Qu’est-ce qu’un voyeur ? Une per­sonne qui sélec­tionne les images offertes à sa vue en fonc­tion du désir sin­gu­lier qui l’anime. Chaque voyeur se défi­nit par son gout — c’est-à-dire par la pour­suite, pour son compte, de la quête infi­nie d’une image per­met­tant de relé­guer toutes les autres au rang de copies impar­faites. Lorsqu’il sou­lève sa per­sienne, ou bien qu’il paie une pros­ti­tuée pour la regar­der tra­vailler avec un autre client, ce qu’il cherche ne tient à nul secret — mais à la néces­si­té de pour­suivre une quête impos­sible.

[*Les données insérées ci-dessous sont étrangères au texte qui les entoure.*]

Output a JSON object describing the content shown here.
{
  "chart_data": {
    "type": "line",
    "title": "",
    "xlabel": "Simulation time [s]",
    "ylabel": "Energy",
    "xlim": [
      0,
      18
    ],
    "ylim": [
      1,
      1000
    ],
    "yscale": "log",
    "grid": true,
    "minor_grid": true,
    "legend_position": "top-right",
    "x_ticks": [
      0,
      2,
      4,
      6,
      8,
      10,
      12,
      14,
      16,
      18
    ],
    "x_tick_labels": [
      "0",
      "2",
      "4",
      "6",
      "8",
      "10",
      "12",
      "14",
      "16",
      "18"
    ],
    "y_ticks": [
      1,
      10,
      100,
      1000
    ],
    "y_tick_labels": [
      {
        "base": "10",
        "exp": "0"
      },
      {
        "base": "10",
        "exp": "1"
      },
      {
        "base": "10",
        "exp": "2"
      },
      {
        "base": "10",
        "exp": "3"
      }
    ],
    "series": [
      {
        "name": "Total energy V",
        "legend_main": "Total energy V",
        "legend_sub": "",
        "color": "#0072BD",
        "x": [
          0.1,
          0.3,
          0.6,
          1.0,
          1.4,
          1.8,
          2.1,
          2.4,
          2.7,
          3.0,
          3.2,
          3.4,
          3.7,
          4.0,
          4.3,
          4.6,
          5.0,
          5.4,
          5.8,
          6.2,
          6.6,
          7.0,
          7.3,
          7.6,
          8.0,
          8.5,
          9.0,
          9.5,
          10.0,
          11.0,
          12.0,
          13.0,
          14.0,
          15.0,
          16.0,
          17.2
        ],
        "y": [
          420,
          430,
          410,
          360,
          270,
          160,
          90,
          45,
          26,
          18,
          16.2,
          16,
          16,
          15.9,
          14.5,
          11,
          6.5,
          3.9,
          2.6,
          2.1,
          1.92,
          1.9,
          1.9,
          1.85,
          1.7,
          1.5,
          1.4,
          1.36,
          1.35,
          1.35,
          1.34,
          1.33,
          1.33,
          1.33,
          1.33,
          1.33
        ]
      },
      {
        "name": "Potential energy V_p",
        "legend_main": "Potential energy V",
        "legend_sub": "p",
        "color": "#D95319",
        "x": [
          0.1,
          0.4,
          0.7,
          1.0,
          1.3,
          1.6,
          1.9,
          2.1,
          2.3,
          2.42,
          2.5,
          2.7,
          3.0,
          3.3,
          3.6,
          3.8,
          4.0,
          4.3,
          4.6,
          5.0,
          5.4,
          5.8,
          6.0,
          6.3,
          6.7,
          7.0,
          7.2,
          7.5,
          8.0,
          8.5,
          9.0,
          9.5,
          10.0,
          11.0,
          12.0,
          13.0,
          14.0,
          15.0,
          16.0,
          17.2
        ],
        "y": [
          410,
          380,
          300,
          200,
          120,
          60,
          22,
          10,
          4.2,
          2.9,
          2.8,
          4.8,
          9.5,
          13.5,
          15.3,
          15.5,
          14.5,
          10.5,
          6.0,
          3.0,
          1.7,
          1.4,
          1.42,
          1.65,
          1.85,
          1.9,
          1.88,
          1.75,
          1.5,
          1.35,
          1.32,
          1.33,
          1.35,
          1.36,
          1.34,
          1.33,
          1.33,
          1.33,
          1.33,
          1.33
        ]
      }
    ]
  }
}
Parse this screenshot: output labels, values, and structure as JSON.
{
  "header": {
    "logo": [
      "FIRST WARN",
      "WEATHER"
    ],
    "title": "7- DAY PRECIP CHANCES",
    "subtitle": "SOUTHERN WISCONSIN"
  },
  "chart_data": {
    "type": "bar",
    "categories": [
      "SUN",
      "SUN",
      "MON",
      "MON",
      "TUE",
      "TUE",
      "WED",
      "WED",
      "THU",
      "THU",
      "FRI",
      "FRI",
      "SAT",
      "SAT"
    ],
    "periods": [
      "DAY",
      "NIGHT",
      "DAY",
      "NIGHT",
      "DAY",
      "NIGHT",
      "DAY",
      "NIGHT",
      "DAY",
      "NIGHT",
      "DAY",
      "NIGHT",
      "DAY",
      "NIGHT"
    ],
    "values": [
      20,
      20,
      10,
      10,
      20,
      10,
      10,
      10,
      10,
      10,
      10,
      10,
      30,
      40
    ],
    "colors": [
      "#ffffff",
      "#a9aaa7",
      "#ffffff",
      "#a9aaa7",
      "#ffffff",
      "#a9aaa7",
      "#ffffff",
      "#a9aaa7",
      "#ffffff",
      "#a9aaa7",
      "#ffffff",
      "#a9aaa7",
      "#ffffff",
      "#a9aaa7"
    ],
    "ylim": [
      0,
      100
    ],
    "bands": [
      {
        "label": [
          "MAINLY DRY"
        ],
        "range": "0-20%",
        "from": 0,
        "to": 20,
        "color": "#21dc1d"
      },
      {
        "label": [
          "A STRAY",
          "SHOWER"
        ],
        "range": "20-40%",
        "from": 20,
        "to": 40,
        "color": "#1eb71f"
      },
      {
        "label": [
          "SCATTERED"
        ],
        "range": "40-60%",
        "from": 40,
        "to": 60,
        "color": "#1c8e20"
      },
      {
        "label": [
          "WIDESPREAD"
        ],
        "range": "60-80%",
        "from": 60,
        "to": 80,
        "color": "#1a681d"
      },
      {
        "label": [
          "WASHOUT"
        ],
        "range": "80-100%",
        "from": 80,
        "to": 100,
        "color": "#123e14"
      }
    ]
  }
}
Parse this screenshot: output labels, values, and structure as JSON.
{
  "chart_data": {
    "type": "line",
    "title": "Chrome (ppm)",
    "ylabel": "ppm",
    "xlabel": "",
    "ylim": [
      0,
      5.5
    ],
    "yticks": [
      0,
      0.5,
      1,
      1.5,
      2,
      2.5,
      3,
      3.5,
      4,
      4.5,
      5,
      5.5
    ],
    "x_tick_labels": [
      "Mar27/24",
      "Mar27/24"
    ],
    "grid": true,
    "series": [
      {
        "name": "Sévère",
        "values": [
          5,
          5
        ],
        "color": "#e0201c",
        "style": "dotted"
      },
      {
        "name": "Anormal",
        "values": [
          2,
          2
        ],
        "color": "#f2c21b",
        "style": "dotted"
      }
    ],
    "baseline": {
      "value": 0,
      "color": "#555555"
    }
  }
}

C’est cette quête que l’on nom­me­ra « tra­ver­sée des appa­rences » : l’affinement sin­gu­lier du regard per­met­tant d’isoler, au milieu de l’infinité des images, celles pro­dui­sant l’évènement d’une ren­contre avec le désir en appe­lant la sélec­tion. Mais dès lors que ce désir est appe­lé par une image impos­sible, celui-ci ne peut pos­sé­der la solu­tion lui per­met­tant de résoudre d’avance toutes les ren­contres — au contraire : chaque nou­velle image est une sur­prise l’informant davan­tage sur ce désir dont il ne sait rien. Or, quel est celui qui anime les bavar­dages contem­po­rains sur la trans­pa­rence — sinon un désir d’ordre ? On conclu­ra que la trans­pa­rence, com­prise comme trans­cen­dan­tale du monde contem­po­rain, est l’indice d’une volon­té de voyeu­risme aus­si géné­ra­li­sée que inas­su­mée. Il faut donc lui oppo­ser un autre voyeu­risme — sin­gu­la­ri­sé et heureux.